From experience, here are four tips to reduce churn:

  • Back up credit card failures: Your collection rate is probably half of what it should be, so focus on collecting money and interest from overdue debts
  • Implement undo flows: Offer recovery offers and maintenance plans – anything that will make the customer think twice before clicking “cancel”
  • Optimization of terms: Offer a promotion to get monthly customers on quarterly or annual plans, reducing the “decision points” where they might think of leaving
  • Reactivation campaigns: Make sure to keep them running 60, 120 and 180 days after a customer cancels, and use small offers to keep them coming back

How can you prepare your SaaS business for the recession?
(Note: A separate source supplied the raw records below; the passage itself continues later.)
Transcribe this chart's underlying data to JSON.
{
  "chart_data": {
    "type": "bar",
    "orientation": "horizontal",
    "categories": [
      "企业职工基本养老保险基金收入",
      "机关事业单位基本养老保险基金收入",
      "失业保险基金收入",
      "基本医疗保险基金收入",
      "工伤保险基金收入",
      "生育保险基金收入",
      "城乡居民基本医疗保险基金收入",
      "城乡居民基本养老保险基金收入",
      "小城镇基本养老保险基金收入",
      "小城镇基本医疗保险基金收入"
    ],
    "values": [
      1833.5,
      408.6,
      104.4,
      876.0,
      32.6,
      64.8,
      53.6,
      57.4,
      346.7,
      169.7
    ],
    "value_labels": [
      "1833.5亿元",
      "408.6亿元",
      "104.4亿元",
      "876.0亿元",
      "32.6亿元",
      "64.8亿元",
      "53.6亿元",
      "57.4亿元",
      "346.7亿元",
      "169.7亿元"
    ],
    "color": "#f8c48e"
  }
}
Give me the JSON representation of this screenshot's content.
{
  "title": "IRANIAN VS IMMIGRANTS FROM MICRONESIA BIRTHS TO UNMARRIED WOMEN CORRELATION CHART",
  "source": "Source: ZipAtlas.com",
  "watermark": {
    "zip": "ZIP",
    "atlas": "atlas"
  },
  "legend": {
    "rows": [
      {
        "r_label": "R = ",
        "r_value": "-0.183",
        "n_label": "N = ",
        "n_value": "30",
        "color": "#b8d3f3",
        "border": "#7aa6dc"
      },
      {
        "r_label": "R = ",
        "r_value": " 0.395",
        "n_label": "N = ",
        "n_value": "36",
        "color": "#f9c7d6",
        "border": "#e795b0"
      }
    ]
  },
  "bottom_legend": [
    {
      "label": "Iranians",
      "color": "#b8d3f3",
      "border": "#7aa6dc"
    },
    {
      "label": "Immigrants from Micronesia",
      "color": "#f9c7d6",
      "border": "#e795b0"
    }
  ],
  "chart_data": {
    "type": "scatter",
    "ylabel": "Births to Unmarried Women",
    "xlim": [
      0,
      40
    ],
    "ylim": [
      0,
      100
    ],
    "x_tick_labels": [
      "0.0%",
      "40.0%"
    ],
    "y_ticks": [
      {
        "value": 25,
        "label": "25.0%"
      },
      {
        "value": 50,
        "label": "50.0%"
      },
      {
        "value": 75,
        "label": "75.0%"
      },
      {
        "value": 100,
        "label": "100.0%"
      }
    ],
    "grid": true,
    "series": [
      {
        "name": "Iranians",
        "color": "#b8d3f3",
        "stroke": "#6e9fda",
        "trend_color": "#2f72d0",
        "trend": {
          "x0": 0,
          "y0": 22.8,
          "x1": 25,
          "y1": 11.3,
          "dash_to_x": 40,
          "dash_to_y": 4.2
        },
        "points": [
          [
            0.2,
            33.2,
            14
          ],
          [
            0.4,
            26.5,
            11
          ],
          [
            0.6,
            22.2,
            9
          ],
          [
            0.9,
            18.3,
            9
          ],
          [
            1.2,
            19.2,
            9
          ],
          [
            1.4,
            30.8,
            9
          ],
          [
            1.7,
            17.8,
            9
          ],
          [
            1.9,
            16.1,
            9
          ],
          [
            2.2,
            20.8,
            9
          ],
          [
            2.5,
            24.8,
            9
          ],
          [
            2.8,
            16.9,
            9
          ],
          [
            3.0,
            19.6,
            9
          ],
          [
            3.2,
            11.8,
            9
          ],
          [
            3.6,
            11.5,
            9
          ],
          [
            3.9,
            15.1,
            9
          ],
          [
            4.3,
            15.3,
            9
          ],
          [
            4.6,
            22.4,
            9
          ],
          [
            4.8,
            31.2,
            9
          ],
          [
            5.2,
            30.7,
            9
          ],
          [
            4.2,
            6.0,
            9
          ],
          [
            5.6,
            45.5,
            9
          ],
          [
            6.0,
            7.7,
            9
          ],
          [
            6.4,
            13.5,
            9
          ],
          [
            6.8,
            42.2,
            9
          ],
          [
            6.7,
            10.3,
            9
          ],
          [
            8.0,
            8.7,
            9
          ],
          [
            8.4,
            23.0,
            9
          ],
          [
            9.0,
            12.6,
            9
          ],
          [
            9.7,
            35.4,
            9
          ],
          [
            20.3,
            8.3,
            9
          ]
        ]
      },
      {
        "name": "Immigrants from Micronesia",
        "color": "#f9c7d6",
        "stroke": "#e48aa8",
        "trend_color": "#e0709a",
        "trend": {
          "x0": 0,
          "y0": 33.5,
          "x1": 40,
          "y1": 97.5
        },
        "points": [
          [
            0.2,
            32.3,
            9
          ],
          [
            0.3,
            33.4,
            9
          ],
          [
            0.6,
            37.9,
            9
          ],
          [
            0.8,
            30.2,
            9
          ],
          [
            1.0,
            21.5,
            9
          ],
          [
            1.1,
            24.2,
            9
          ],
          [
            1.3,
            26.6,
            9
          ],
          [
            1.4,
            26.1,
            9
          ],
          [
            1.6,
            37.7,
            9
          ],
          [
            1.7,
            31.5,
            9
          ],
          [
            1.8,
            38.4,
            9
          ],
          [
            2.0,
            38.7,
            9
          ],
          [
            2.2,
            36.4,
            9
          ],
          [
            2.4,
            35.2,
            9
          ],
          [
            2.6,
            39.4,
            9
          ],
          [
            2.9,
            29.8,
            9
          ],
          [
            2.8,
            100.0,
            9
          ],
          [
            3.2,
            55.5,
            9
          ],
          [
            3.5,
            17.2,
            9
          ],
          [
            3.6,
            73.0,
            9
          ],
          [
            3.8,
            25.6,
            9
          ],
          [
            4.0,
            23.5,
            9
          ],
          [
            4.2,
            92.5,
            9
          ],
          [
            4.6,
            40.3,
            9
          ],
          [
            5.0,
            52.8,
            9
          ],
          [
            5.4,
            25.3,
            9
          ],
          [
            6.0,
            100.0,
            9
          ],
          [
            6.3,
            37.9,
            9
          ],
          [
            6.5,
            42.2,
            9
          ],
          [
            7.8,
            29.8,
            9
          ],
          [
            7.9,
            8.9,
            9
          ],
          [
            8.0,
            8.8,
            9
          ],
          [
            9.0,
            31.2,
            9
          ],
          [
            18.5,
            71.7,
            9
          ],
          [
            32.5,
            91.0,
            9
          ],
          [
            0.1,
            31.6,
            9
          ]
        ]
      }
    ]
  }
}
Start with survival, then focus on creating lifetime value. Strengthen the fundamentals to reduce churn, increase or stabilize revenue, and keep your head above water during the forecast recession.

Diamonds are made under pressure

There’s a reason people say great companies are created during a recession. If you follow the steps above to optimize your business, you will not only give yourself the best chance of survival, but you will emerge in the strongest possible position to become a market leader in the years to come.

Disney was founded in the midst of the Great Depression: the biggest recession America has ever seen. More recently, HubSpot and Salesforce are great examples to follow. During the pandemic, they focused on community, customer experience, and adding more value without increasing costs.

The guiding principle of these companies? “Whoever finishes with the most users will win.” This should be the mantra for all SaaS companies preparing for the next downturn.

Patrick Campbell is Chief Strategy Officer at Paddle and the founder and former CEO of ProfitWell, which was acquired by Paddle for $200 million. The data in this article is based on an analysis of over 23,000 subscription and software-as-a-service (SaaS) companies on the ProfitWell platform.